Di sela-sela hingar bingar berita di media elektronik, yang umumnya hanya berkisar tentang diketemukannya kasus korupsi, narkoba, juga kekisruhan politik, ternyata diam-diam ada juga yang mempertanyakan profesi guru.

Ini berita yang dimaksud :

Kamis, 28/03/2013 18:49 WIB
MK Putuskan Profesi Guru Bukan Monopoli Sarjana Pendidikan
Danu Damarjati – detikNews

Ternyata diam-diam ada yang ngotot memperjuangkan persyaratan orang untuk berprofesi menjadi guru. Idenya mungkin seperti dokter, yang mana hanya boleh diberikan bagi orang yang telah lulus menempuh pendidikan dokter. Jadi mereka yang menuntut itu berharap bahwa hanya orang-orang yang telah menempuh sarjana pendidikan saja yang boleh menjadi guru.

Guru, profesi yang menarikkah.

Saat ini mungkin begitu, maklum adanya pengakuan UU menyebabkan logis jika pada profesi tersebut diberikan tunjangan dari pemerintah, sebagai tambahan dari gaji yang telah diterima selama ini oleh guru. Hanya memang, rasanya belum menjangkau semua guru, hanya yang telah ter-sertifikasi saja.

Terlepas dari itu (belum semuanya tersertifikasi), tetapi karena ada jaminan undang-undang dan juga kecenderungan, “guru-tetap” (lawannya adalah guru tidak tetap) lebih diprioritaskan, maka profesi menjadi guru dapat dianggap sebagai peluang yang menarik, untuk mendapatkan kepastian suatu pekerjaan. Maklum, jadi pegawai swasta atau buruh, juga rawan lho untuk kena PHK.

Tentang PHK atau perusahaan bangkrut, memang beritanya jarang kita dengar. Koran-koran media umumnya lebih suka memberitakan adanya segerombolan buruh-buruh yang sedang melakukan protes kenaikan UMR. Mereka (media) menganggapnya berita yang populer, atau seakan-akan berita yang memihak pada yang lemah (keadilan).

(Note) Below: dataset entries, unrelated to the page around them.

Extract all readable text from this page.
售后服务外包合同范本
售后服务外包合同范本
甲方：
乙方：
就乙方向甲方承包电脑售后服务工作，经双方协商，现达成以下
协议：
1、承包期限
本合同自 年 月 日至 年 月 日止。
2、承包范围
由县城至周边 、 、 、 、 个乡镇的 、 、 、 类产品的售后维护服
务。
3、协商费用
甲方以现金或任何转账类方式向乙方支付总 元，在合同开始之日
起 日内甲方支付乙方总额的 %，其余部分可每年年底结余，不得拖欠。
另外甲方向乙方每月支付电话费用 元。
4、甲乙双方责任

Faktanya, memang ada perubahan kenaikan UMR. Ada buruh-buruh yang senang mendapatkan itu, tetapi ternyata ada juga sebagian (kecil) yang bahkan tidak mendapatkan apa-apa, maklum perusahaan tempatnya bekerja telah mengalokasikan pabriknya, pindah ke tempat baru yang dirasakan lebih menguntungkan (UMR yang dianggap wajar atau buruh yang tidak suka sedikit-sedikit demo). Kalau mau melihat lapangan, kadang-kadang ngeri juga karena untuk demo tersebut kesannya paksaan, ada sebagian buruh, yang mengaku dari kelompok (kelompok apa ya) yang datang untuk sweeping jika ada buruh yang tidak bersolidaritas. Padahal kalau pabriknya bangkrut, kelompok tadi diem saja. 😦

Relokasi pabrik memang bisa saja dikesankan  positip, tetapi tidak menutup pula jika ternyata pabrik tersebut menjadi bangkrut. Kalau nggak percaya, lihat saja pabrik-pabrik di sekitar pinggiran Jakarta. Pak Jokowi saja tempo hari pernah menyatakan bahwa ada puluhan pabrik yang melakukan relokasi. Bayangkan saja, apakah pemiliknya juga mengajak serta buruhnya. Kondisi tersebut di atas, terjadi pada perusahaan atau pabrik, dan jarang sekali hal itu terjadi pada sekolah-sekolah, tempat bekerjanya guru. Kondisi itu khan jelas menunjukkan bahwa kepastian kerja profesi guru adalah lebih baik dibanding menjadi buruh. 😀

Adanya hal-hal yang positip itulah maka ada sekelompok orang yang memperjuangkan melalui mekanisme undang-undang bahwa yang boleh bekerja sebagai guru hanya lulusan sarjana pendidikan. Mau di monopoli begitu kelihatannya.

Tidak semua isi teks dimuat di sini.